Medicare has four “Parts”: A, B, C and D. (Part C is a combination of other “parts’ of Medicare.) Beneficiaries are required to have at least part A initially, at 65. They may add other parts of Medicare coverage as needed at that time.
Part A is also known as the Hospital Insurance program. It is automatically covered under Medicare for NO premium. (The only requirement is that you or your spouse have accumulated 10 years of work credits in Social Security over your lifetime.) Everyone who turns 65 needs to enroll in Medicare part A within the 7 months window as recommended on Medicare.gov to avoid future penalties. This also applies to individuals who are still in the work force and are covered by their employers’ benefits.

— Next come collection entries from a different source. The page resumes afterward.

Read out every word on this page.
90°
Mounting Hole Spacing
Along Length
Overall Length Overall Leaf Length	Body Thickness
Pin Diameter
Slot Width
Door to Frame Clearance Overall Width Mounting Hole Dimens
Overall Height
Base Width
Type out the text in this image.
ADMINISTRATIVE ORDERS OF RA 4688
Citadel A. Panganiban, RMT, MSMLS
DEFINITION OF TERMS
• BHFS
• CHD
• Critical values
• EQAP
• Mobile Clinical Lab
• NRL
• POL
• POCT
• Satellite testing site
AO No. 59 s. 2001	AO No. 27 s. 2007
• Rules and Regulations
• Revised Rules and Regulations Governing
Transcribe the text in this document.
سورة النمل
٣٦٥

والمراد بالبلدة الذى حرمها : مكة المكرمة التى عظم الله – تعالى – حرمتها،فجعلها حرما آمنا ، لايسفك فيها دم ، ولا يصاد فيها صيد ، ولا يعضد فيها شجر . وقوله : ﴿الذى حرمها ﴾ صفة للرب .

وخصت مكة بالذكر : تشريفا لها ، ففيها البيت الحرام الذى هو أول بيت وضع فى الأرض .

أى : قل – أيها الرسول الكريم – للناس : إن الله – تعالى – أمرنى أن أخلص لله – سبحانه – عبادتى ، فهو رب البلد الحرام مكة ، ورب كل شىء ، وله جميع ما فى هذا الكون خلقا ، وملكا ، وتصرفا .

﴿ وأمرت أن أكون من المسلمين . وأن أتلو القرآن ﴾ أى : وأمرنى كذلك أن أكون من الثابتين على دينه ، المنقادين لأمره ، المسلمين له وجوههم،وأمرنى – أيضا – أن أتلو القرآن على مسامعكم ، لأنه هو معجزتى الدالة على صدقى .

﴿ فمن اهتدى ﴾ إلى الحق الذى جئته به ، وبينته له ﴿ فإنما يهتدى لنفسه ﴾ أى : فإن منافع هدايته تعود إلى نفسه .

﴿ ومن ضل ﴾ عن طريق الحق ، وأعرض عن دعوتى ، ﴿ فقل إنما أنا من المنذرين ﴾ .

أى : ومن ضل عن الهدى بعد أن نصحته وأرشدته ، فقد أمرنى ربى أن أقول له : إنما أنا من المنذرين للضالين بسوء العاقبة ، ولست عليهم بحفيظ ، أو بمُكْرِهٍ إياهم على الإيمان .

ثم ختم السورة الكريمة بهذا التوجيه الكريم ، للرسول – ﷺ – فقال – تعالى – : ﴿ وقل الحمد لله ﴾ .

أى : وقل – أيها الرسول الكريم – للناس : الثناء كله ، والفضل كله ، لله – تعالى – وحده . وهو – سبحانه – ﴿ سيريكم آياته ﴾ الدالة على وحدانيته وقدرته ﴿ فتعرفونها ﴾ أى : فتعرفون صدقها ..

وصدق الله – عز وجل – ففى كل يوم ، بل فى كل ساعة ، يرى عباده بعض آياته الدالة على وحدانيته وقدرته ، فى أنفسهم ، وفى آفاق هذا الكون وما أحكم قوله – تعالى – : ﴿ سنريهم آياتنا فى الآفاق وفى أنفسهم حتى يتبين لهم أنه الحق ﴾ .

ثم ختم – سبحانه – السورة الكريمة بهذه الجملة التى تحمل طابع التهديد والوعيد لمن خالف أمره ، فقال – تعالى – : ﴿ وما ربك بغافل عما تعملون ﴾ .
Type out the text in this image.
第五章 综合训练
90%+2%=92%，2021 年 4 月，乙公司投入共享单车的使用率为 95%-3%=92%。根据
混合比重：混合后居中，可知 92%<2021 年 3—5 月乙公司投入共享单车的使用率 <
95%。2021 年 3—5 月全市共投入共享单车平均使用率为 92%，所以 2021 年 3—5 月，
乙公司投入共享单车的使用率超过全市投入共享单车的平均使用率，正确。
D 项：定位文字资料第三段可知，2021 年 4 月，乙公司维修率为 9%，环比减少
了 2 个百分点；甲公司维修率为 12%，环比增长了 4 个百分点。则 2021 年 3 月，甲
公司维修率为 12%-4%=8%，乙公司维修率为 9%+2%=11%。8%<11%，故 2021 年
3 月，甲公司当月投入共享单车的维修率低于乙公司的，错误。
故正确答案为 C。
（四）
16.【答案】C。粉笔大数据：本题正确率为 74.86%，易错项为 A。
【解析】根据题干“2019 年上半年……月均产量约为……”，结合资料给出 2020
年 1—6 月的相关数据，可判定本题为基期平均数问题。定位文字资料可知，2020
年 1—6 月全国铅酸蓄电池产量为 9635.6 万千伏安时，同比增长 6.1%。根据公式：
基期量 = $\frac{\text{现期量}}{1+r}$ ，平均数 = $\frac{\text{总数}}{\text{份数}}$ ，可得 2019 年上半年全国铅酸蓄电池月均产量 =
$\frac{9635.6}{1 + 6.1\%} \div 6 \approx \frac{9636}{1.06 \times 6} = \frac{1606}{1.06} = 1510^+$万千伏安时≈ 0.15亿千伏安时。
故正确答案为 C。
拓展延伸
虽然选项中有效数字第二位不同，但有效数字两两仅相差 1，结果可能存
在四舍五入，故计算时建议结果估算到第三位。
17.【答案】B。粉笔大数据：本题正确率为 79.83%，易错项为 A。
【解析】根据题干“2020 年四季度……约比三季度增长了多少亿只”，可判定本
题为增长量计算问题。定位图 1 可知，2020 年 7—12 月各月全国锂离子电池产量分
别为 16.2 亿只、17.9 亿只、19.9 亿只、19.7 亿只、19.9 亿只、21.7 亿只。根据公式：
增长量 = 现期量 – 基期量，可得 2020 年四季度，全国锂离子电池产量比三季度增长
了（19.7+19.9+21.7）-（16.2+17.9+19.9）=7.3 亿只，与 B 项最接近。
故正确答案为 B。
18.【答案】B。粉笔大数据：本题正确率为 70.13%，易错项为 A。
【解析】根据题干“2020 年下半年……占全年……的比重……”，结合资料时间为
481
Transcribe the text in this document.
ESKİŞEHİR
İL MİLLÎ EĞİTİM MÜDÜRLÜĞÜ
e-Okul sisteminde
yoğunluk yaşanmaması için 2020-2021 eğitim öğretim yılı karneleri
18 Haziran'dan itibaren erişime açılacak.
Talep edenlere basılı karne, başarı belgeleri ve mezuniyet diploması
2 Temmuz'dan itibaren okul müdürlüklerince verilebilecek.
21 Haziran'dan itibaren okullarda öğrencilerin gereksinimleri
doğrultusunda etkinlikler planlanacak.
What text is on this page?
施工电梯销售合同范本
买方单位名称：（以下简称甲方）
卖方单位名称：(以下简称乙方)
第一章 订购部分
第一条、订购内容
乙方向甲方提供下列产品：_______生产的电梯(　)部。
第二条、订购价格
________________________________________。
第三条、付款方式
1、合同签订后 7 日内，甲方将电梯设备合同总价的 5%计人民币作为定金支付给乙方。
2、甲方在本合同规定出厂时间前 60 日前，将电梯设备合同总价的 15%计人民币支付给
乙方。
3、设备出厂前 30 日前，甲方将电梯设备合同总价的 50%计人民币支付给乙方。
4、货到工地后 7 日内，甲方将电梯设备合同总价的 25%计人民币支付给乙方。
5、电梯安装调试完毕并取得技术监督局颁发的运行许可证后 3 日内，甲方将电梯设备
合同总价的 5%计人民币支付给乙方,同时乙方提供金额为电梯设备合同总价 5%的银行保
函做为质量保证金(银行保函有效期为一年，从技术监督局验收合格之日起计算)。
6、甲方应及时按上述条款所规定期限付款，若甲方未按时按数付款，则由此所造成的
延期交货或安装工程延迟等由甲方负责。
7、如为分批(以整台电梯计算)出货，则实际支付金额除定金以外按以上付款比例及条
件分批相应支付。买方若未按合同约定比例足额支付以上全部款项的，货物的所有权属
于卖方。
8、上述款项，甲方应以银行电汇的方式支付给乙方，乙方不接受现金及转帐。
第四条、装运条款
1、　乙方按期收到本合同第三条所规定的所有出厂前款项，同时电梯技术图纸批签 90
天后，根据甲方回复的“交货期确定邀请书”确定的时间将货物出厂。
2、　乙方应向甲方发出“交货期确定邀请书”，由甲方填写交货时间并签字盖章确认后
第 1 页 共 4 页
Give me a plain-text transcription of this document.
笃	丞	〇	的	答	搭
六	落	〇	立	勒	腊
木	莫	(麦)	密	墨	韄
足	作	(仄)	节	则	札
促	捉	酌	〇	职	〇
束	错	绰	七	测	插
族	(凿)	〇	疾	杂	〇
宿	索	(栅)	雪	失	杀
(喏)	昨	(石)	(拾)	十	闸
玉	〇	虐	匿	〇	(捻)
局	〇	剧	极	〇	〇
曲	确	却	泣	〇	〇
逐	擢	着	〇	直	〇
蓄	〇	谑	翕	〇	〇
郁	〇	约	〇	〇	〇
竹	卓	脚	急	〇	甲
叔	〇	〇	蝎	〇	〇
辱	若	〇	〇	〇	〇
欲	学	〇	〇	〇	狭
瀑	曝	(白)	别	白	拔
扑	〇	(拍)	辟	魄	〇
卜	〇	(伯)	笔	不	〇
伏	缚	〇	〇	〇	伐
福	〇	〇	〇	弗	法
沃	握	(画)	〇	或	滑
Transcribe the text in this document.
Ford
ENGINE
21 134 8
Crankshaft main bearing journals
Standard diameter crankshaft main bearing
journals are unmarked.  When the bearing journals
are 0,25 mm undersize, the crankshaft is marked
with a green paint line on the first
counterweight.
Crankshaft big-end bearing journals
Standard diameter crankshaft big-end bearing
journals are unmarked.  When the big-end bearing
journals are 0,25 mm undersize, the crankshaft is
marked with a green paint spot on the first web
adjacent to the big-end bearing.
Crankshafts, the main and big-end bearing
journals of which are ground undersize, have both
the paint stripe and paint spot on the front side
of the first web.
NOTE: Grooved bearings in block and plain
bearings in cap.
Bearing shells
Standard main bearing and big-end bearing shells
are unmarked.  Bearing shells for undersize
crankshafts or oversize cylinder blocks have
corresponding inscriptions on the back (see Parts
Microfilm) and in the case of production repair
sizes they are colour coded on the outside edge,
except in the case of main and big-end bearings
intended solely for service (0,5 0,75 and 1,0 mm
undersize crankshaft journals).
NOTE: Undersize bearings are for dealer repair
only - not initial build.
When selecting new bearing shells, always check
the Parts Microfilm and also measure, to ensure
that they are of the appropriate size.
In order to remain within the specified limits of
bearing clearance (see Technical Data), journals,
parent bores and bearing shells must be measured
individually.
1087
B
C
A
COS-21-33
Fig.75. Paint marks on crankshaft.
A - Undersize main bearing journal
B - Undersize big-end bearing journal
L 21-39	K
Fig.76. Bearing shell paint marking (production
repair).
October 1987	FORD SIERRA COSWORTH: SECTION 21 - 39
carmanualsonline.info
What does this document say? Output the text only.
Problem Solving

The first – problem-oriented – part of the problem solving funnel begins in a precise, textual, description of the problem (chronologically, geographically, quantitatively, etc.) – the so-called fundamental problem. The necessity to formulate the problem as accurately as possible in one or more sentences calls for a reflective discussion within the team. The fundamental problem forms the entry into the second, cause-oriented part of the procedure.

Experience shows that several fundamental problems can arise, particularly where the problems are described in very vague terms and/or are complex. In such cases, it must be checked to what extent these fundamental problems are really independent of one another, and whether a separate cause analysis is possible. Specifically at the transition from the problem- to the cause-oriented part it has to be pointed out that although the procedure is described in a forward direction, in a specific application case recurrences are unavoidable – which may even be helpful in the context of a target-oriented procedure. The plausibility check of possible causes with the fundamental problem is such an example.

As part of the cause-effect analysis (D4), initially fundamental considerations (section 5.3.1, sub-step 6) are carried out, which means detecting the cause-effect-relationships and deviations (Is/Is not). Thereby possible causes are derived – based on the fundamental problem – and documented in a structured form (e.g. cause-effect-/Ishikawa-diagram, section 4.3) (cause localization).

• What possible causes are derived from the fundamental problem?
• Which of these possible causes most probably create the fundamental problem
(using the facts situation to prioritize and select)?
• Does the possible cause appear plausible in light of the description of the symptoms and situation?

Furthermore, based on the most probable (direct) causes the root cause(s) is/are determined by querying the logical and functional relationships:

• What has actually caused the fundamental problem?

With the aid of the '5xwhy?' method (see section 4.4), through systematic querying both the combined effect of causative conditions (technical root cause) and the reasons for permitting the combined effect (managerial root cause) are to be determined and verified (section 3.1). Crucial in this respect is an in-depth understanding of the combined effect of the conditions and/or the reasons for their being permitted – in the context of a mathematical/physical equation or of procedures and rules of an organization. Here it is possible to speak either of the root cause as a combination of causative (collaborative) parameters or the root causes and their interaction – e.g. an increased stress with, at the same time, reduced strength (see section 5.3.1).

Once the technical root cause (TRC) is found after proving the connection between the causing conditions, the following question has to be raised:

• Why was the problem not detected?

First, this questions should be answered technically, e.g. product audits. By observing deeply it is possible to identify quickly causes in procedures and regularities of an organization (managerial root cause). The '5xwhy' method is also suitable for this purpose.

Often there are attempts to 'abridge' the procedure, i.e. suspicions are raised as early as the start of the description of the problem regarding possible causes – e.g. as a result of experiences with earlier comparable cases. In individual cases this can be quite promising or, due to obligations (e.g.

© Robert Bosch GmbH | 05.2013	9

Part B is also referred to as supplemental; it covers outpatient healthcare visits such as doctors, outpatient surgery, diagnostic testing and medical equipment. Part B coverage is considered optional coverage and it requires a premium, which is calculated based on your income. If you are currently covered by other coverage, such as by your or your spouse’s employer, you can choose to enroll in Medicare part B with NO penalty later when the need arises. However, if you do not have outside coverage you will pay a penalty for each year you delay signing up. You will also have to wait until the general annual enrollment period, thus further delaying your coverage.
Part C coverage is also known as Medicare Advantage or MA. It is actually a combination of Medicare parts A and B and sometimes part D. This coverage is usually offered by Health Maintenance Organizations or HMOs, which have become quite popular of late.
Part D is optional and is provided by private insurance companies. Medicare part D covers most outpatient prescription drugs. There are thousands of part D programs that are sold through insurance companies around the country. In general, the part D plan has a list of medications known as formulary. This tells you which medications are covered by the plan. You can always reevaluate your choices during the enrollment period each year, which is usually between October 15 through December 7.
The Medicare.gov website is a good place to start; where you can learn what plans are available to you, in your area. Things change frequently though with medical plans and particularly with drug pricing; it is best to look directly at the plan website to verify your understanding of what is covered.
Medicare has deductibles, co-payments and coverage exclusions that you will have to pay for out of your own pocket, like many other insurances. You need to shop for the program that will offer you the most benefits at the most reasonable cost for your situation.